Ah, to be in Chelsea when the show gardens are on show, the loos have no queues and, if you’re beady eyed, you can spot celebrities of the heady calibre of Christopher Biggins, Arabella Weir and Jimmy Nail. Actually, that’s not entirely fair – I did spot Michael Caine trying to hide in a voluminous Barbour and cap (a disguise rather scuppered by the fact he was standing next to his very recognisable wife Shakira), the fragrant Susan Hampshire, Michael Palin and the top of Ringo Starr’s head – though it could have been an Australian tree fern.

But press day is not about the slebs, it’s about the gardens and, on my perambulations, I was pleasantly surprised to learn that I have inadvertently created a very fashionable garden of my own here in Greenwich. What I thought was a problem – the fact that nothing is flowering – is, it seems, the very apex of horticultural savvy since pretty much all the show gardens this year are green. Green leaves, green flowers, just green. With maybe a white peony thrown in if you’re daring.

The Telegraph garden, Andy Sturgeon’s Cancer Research garden (pictured above) and the Reflective Garden were all stunning, but it was Daylesford Organic’s eccentric wheat field (complete with picturesque poppies and an artful scarecrow, naturally) and burgeoning  raised beds of vegetables (pictured below) that had me wanting to screech home, pull up my railway sleeper raised beds and take up an intensive course in willow weaving. In an arty twist on the old square foot vegetable gardening technique, they’ve gone for a grid of small rustic willow weaved beds, like baskets, filled with gorgeousness – wigwams of broad beans and tomatoes, clumps of flowering chives, structural artichokes, feathery purple fennel etc. Inspirational and aspirational – who knew you could say that about parsley? I suspect an army of 4x4s are screeching out of gravel drives in the Cotswolds in search of blood-veined sorrel as we speak.

Other highlights for the vegetable nerd (something I feel I am in good company over since I stood next to Nigel Slater who, for some minutes, was actually jotting down notes while standing in front of a wigwam of Mini Gem squash): Thompson & Morgan and W Robinson & Son’s displays in the Grand Pavilion.

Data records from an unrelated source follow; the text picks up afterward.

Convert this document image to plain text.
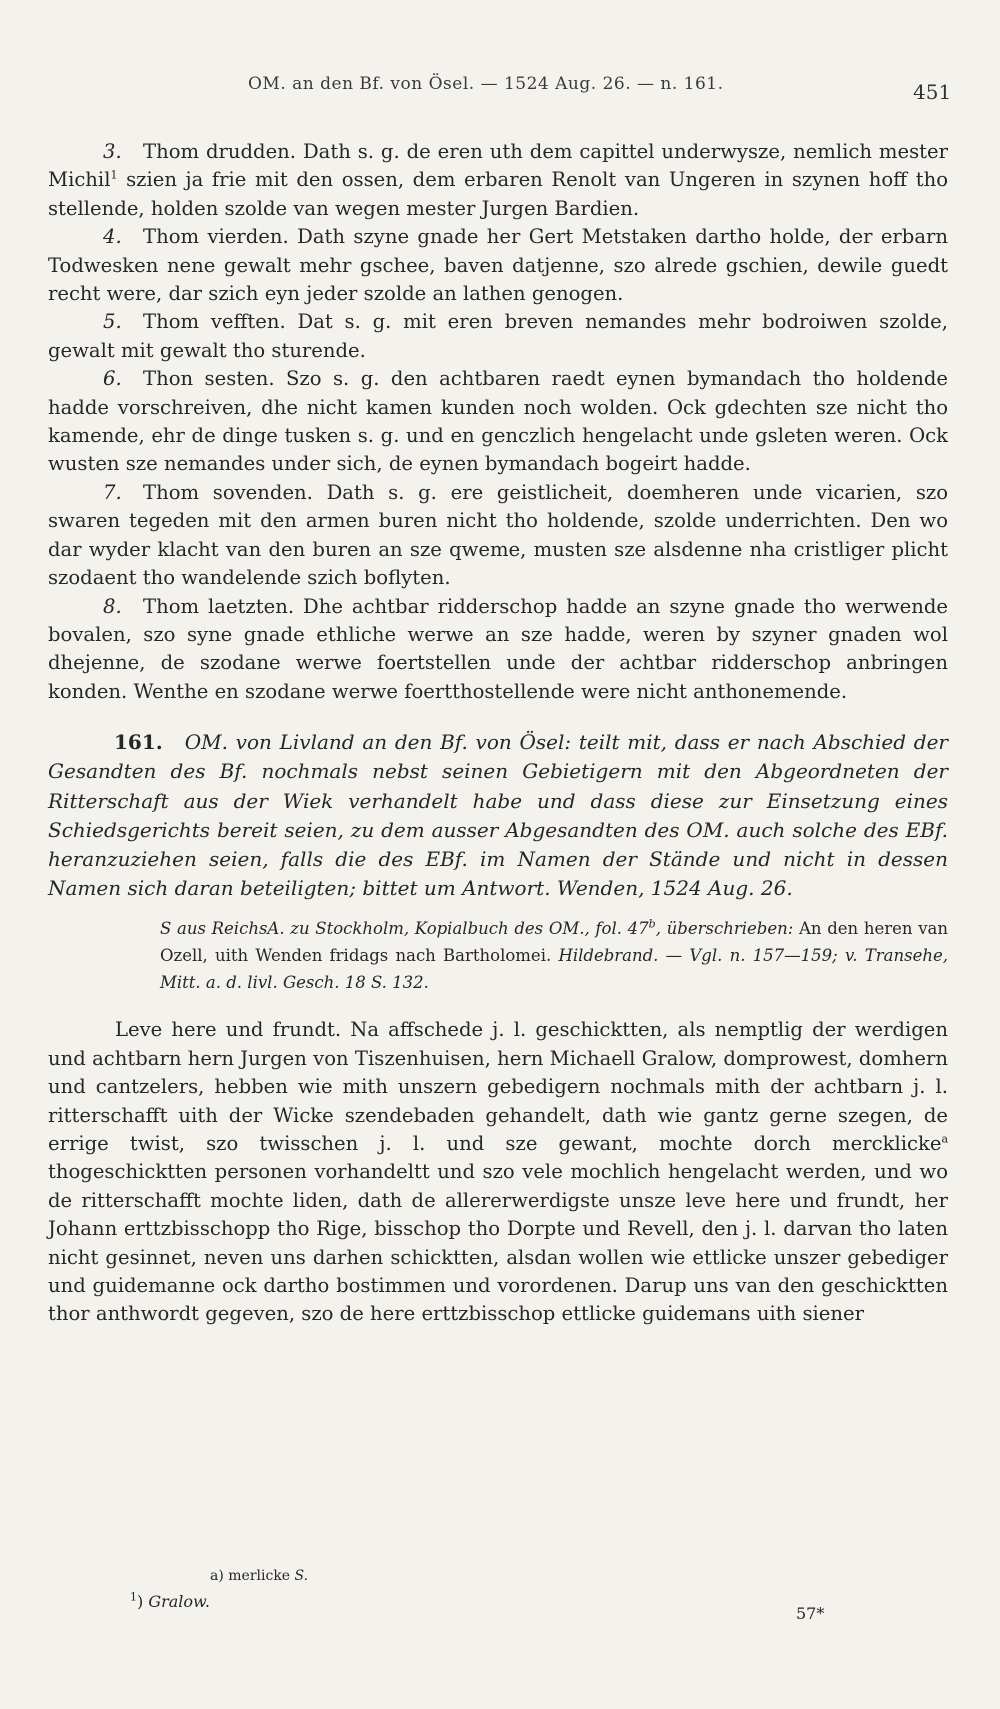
OM. an den Bf. von Ösel. — 1524 Aug. 26. — n. 161.	451

3. Thom drudden. Dath s. g. de eren uth dem capittel underwysze, nemlich mester Michil$^1$ szien ja frie mit den ossen, dem erbaren Renolt van Ungeren in szynen hoff tho stellende, holden szolde van wegen mester Jurgen Bardien.

4. Thom vierden. Dath szyne gnade her Gert Metstaken dartho holde, der erbarn Todwesken nene gewalt mehr gschee, baven datjenne, szo alrede gschien, dewile guedt recht were, dar szich eyn jeder szolde an lathen genogen.

5. Thom vefften. Dat s. g. mit eren breven nemandes mehr bodroiwen szolde, gewalt mit gewalt tho sturende.

6. Thon sesten. Szo s. g. den achtbaren raedt eynen bymandach tho holdende hadde vorschreiven, dhe nicht kamen kunden noch wolden. Ock gdechten sze nicht tho kamende, ehr de dinge tusken s. g. und en genczlich hengelacht unde gsleten weren. Ock wusten sze nemandes under sich, de eynen bymandach bogeirt hadde.

7. Thom sovenden. Dath s. g. ere geistlicheit, doemheren unde vicarien, szo swaren tegeden mit den armen buren nicht tho holdende, szolde underrichten. Den wo dar wyder klacht van den buren an sze qweme, musten sze alsdenne nha cristliger plicht szodaent tho wandelende szich boflyten.

8. Thom laetzten. Dhe achtbar ridderschop hadde an szyne gnade tho werwende bovalen, szo syne gnade ethliche werwe an sze hadde, weren by szyner gnaden wol dhejenne, de szodane werwe foertstellen unde der achtbar ridderschop anbringen konden. Wenthe en szodane werwe foertthostellende were nicht anthonemende.

161. OM. von Livland an den Bf. von Ösel: teilt mit, dass er nach Abschied der Gesandten des Bf. nochmals nebst seinen Gebietigern mit den Abgeordneten der Ritterschaft aus der Wiek verhandelt habe und dass diese zur Einsetzung eines Schiedsgerichts bereit seien, zu dem ausser Abgesandten des OM. auch solche des EBf. heranzuziehen seien, falls die des EBf. im Namen der Stände und nicht in dessen Namen sich daran beteiligten; bittet um Antwort. Wenden, 1524 Aug. 26.

S aus ReichsA. zu Stockholm, Kopialbuch des OM., fol. 47$^b$, überschrieben: An den heren van Ozell, uith Wenden fridags nach Bartholomei. Hildebrand. — Vgl. n. 157—159; v. Transehe, Mitt. a. d. livl. Gesch. 18 S. 132.

Leve here und frundt. Na affschede j. l. geschicktten, als nemptlig der werdigen und achtbarn hern Jurgen von Tiszenhuisen, hern Michaell Gralow, domprowest, domhern und cantzelers, hebben wie mith unszern gebedigern nochmals mith der achtbarn j. l. ritterschafft uith der Wicke szendebaden gehandelt, dath wie gantz gerne szegen, de errige twist, szo twisschen j. l. und sze gewant, mochte dorch mercklicke$^a$ thogeschicktten personen vorhandeltt und szo vele mochlich hengelacht werden, und wo de ritterschafft mochte liden, dath de allererwerdigste unsze leve here und frundt, her Johann erttzbisschopp tho Rige, bisschop tho Dorpte und Revell, den j. l. darvan tho laten nicht gesinnet, neven uns darhen schicktten, alsdan wollen wie ettlicke unszer gebediger und guidemanne ock dartho bostimmen und vorordenen. Darup uns van den geschicktten thor anthwordt gegeven, szo de here erttzbisschop ettlicke guidemans uith siener

a) merlicke S.
$^1$) Gralow.
57*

Ghastly people alert: Laurence Llewelyn-Bowen and his wife screeching ‘You’ve got to go to the Green Room darling, the GREEN ROOM,’ at everyone they met.

Most disappointing show garden award: Diarmuid Gavin’s tedious box ball and allium cafe terrace beneath a swarm of flower umbrellas. Same old, same old.

Surprising Titchmarsh in-the-flesh fact: how much makeup are they making that man wear on camera? The poor man looks like he should be in vaudeville.